Por Sandro Mariátegui Chiappe
Con profundo respeto por la memoria de JORGE DEL PRADO, es para mi un honor adherirme al homenaje que hoy se le rinde al conmemorarse un año más de su sentida desaparición.
Es siempre placentero para mí evocar la figura de Jorge del Prado, a quien recuerdo desde mi niñez cuando siendo él un joven estudiante de pintura de la Escuela Nacional de Bellas Artes visitaba a mi padre en compañía de su hermano, el poeta Julio del Prado, en la histórica casa del jirón Washington izquierda.
Tengo grabada en mi memoria una tarde de 1929 en que Jorge se presentó portando el enorme cuadro que le dedico a mi padre y que lleva por titulo "La Oración Proletaria", que aun conservamos.
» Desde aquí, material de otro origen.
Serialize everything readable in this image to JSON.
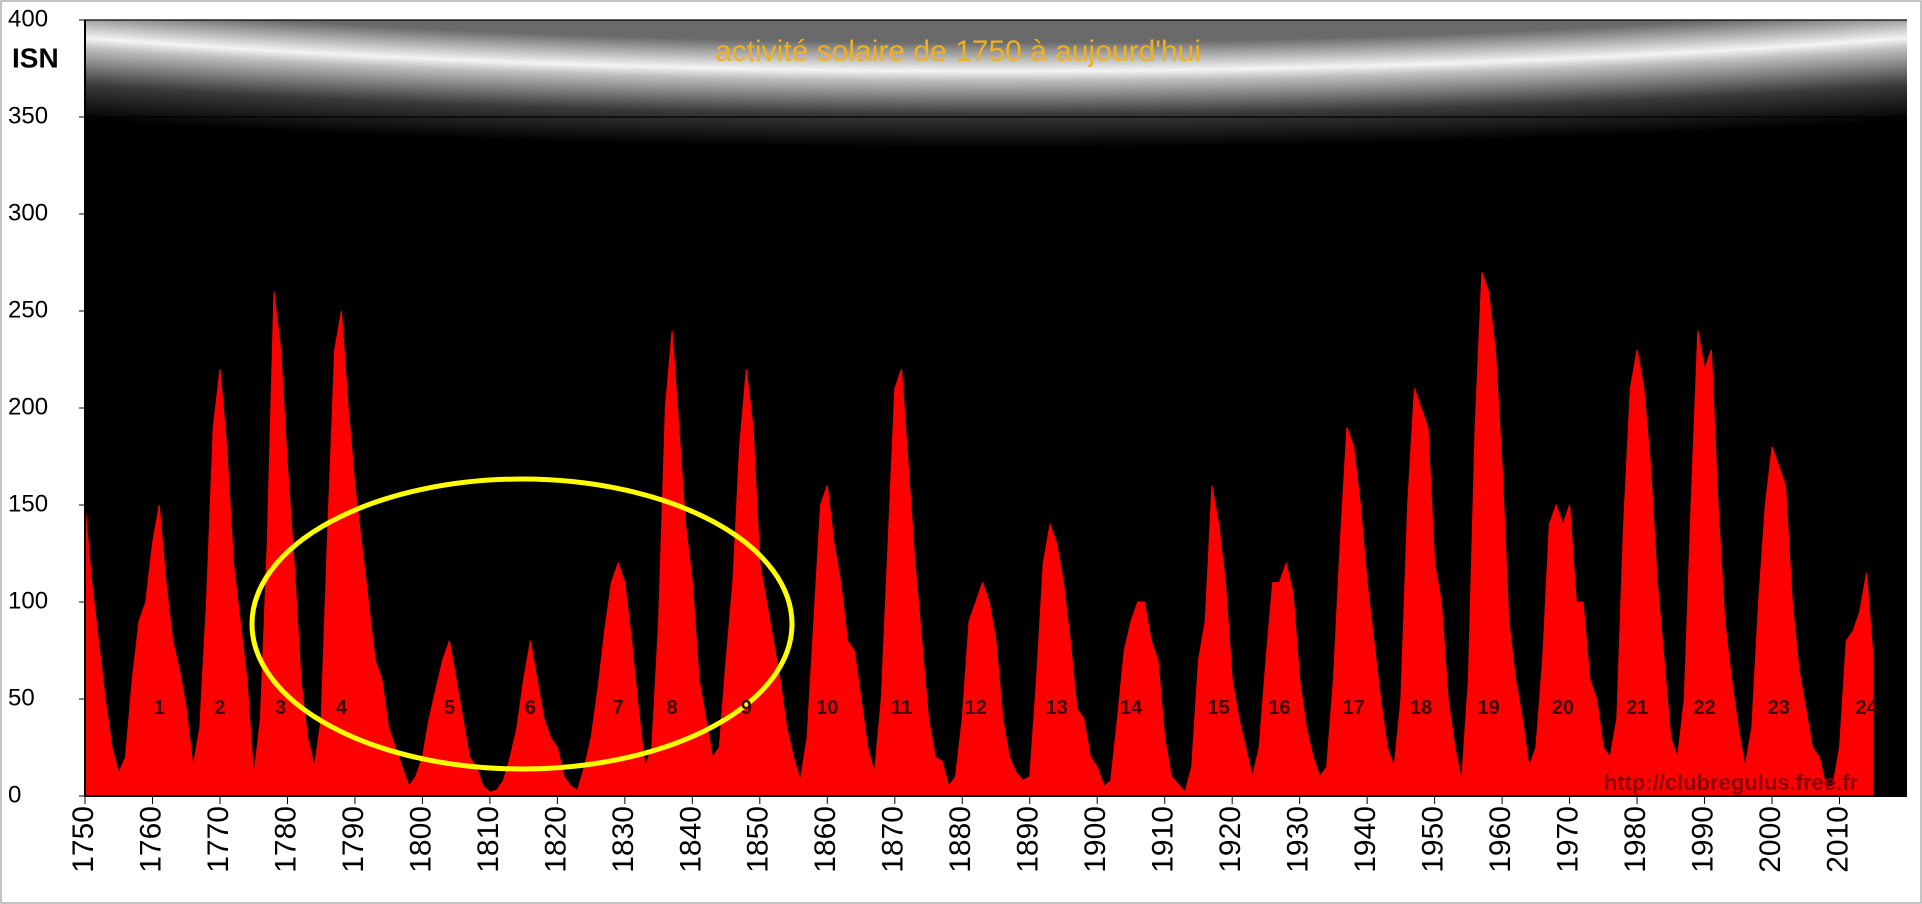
{
  "chart_data": {
    "type": "area",
    "title": "activité solaire de 1750 à aujourd'hui",
    "y_label": "ISN",
    "source": "http://clubregulus.free.fr",
    "color": "#ff0000",
    "x": [
      1750,
      1751,
      1752,
      1753,
      1754,
      1755,
      1756,
      1757,
      1758,
      1759,
      1760,
      1761,
      1762,
      1763,
      1764,
      1765,
      1766,
      1767,
      1768,
      1769,
      1770,
      1771,
      1772,
      1773,
      1774,
      1775,
      1776,
      1777,
      1778,
      1779,
      1780,
      1781,
      1782,
      1783,
      1784,
      1785,
      1786,
      1787,
      1788,
      1789,
      1790,
      1791,
      1792,
      1793,
      1794,
      1795,
      1796,
      1797,
      1798,
      1799,
      1800,
      1801,
      1802,
      1803,
      1804,
      1805,
      1806,
      1807,
      1808,
      1809,
      1810,
      1811,
      1812,
      1813,
      1814,
      1815,
      1816,
      1817,
      1818,
      1819,
      1820,
      1821,
      1822,
      1823,
      1824,
      1825,
      1826,
      1827,
      1828,
      1829,
      1830,
      1831,
      1832,
      1833,
      1834,
      1835,
      1836,
      1837,
      1838,
      1839,
      1840,
      1841,
      1842,
      1843,
      1844,
      1845,
      1846,
      1847,
      1848,
      1849,
      1850,
      1851,
      1852,
      1853,
      1854,
      1855,
      1856,
      1857,
      1858,
      1859,
      1860,
      1861,
      1862,
      1863,
      1864,
      1865,
      1866,
      1867,
      1868,
      1869,
      1870,
      1871,
      1872,
      1873,
      1874,
      1875,
      1876,
      1877,
      1878,
      1879,
      1880,
      1881,
      1882,
      1883,
      1884,
      1885,
      1886,
      1887,
      1888,
      1889,
      1890,
      1891,
      1892,
      1893,
      1894,
      1895,
      1896,
      1897,
      1898,
      1899,
      1900,
      1901,
      1902,
      1903,
      1904,
      1905,
      1906,
      1907,
      1908,
      1909,
      1910,
      1911,
      1912,
      1913,
      1914,
      1915,
      1916,
      1917,
      1918,
      1919,
      1920,
      1921,
      1922,
      1923,
      1924,
      1925,
      1926,
      1927,
      1928,
      1929,
      1930,
      1931,
      1932,
      1933,
      1934,
      1935,
      1936,
      1937,
      1938,
      1939,
      1940,
      1941,
      1942,
      1943,
      1944,
      1945,
      1946,
      1947,
      1948,
      1949,
      1950,
      1951,
      1952,
      1953,
      1954,
      1955,
      1956,
      1957,
      1958,
      1959,
      1960,
      1961,
      1962,
      1963,
      1964,
      1965,
      1966,
      1967,
      1968,
      1969,
      1970,
      1971,
      1972,
      1973,
      1974,
      1975,
      1976,
      1977,
      1978,
      1979,
      1980,
      1981,
      1982,
      1983,
      1984,
      1985,
      1986,
      1987,
      1988,
      1989,
      1990,
      1991,
      1992,
      1993,
      1994,
      1995,
      1996,
      1997,
      1998,
      1999,
      2000,
      2001,
      2002,
      2003,
      2004,
      2005,
      2006,
      2007,
      2008,
      2009,
      2010,
      2011,
      2012,
      2013,
      2014,
      2015
    ],
    "values": [
      150,
      110,
      80,
      50,
      25,
      12,
      20,
      60,
      90,
      100,
      130,
      150,
      110,
      80,
      65,
      45,
      15,
      35,
      100,
      190,
      220,
      180,
      120,
      90,
      60,
      10,
      40,
      130,
      260,
      230,
      170,
      120,
      60,
      30,
      15,
      40,
      140,
      230,
      250,
      200,
      160,
      130,
      100,
      70,
      60,
      35,
      25,
      15,
      5,
      10,
      20,
      40,
      55,
      70,
      80,
      60,
      40,
      20,
      15,
      5,
      2,
      3,
      8,
      20,
      35,
      60,
      80,
      60,
      40,
      30,
      25,
      10,
      5,
      3,
      15,
      30,
      55,
      85,
      110,
      120,
      110,
      80,
      45,
      15,
      25,
      90,
      200,
      240,
      190,
      140,
      110,
      60,
      40,
      20,
      25,
      70,
      110,
      180,
      220,
      190,
      120,
      100,
      80,
      60,
      35,
      20,
      8,
      30,
      90,
      150,
      160,
      130,
      110,
      80,
      75,
      50,
      25,
      12,
      50,
      130,
      210,
      220,
      170,
      120,
      80,
      40,
      20,
      18,
      5,
      10,
      40,
      90,
      100,
      110,
      100,
      80,
      40,
      20,
      12,
      8,
      10,
      60,
      120,
      140,
      130,
      110,
      80,
      45,
      40,
      20,
      15,
      5,
      8,
      40,
      75,
      90,
      100,
      100,
      80,
      70,
      30,
      10,
      6,
      2,
      15,
      70,
      90,
      160,
      140,
      110,
      60,
      40,
      25,
      10,
      25,
      70,
      110,
      110,
      120,
      105,
      60,
      35,
      20,
      10,
      15,
      60,
      130,
      190,
      180,
      150,
      110,
      80,
      50,
      25,
      15,
      50,
      150,
      210,
      200,
      190,
      120,
      100,
      50,
      25,
      8,
      60,
      190,
      270,
      260,
      230,
      170,
      90,
      60,
      40,
      15,
      25,
      70,
      140,
      150,
      140,
      150,
      100,
      100,
      60,
      50,
      25,
      20,
      40,
      140,
      210,
      230,
      210,
      170,
      110,
      70,
      30,
      20,
      50,
      150,
      240,
      220,
      230,
      150,
      90,
      60,
      35,
      15,
      35,
      100,
      150,
      180,
      170,
      160,
      100,
      65,
      45,
      25,
      20,
      5,
      5,
      25,
      80,
      85,
      95,
      115,
      70
    ],
    "xlim": [
      1750,
      2020
    ],
    "xticks": [
      1750,
      1760,
      1770,
      1780,
      1790,
      1800,
      1810,
      1820,
      1830,
      1840,
      1850,
      1860,
      1870,
      1880,
      1890,
      1900,
      1910,
      1920,
      1930,
      1940,
      1950,
      1960,
      1970,
      1980,
      1990,
      2000,
      2010
    ],
    "ylim": [
      0,
      400
    ],
    "yticks": [
      0,
      50,
      100,
      150,
      200,
      250,
      300,
      350,
      400
    ],
    "cycle_labels": [
      {
        "label": "1",
        "x": 1761
      },
      {
        "label": "2",
        "x": 1770
      },
      {
        "label": "3",
        "x": 1779
      },
      {
        "label": "4",
        "x": 1788
      },
      {
        "label": "5",
        "x": 1804
      },
      {
        "label": "6",
        "x": 1816
      },
      {
        "label": "7",
        "x": 1829
      },
      {
        "label": "8",
        "x": 1837
      },
      {
        "label": "9",
        "x": 1848
      },
      {
        "label": "10",
        "x": 1860
      },
      {
        "label": "11",
        "x": 1871
      },
      {
        "label": "12",
        "x": 1882
      },
      {
        "label": "13",
        "x": 1894
      },
      {
        "label": "14",
        "x": 1905
      },
      {
        "label": "15",
        "x": 1918
      },
      {
        "label": "16",
        "x": 1927
      },
      {
        "label": "17",
        "x": 1938
      },
      {
        "label": "18",
        "x": 1948
      },
      {
        "label": "19",
        "x": 1958
      },
      {
        "label": "20",
        "x": 1969
      },
      {
        "label": "21",
        "x": 1980
      },
      {
        "label": "22",
        "x": 1990
      },
      {
        "label": "23",
        "x": 2001
      },
      {
        "label": "24",
        "x": 2014
      }
    ],
    "cycle_label_y": 45
  }
}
Su larga y sacrificada trayectoria de luchador social lo hizo vivir distintas vicisitudes y prisiones hasta culminar su actividad política en el Senado de la República, donde fue grato reencontrarlo perseverando en su lucha y su fe revolucionaria que lo acompañaría hasta el holocausto de su vida, por lo que la ofrenda que hoy se le tributa la siento justa y merecida.
Lima, 23 de agosto del 2000
Fuente: UNA FIGURA DE LEYENDA, Homenaje del Congreso de la República a Jorge del Prado, Lima, Junio 2002, página 43.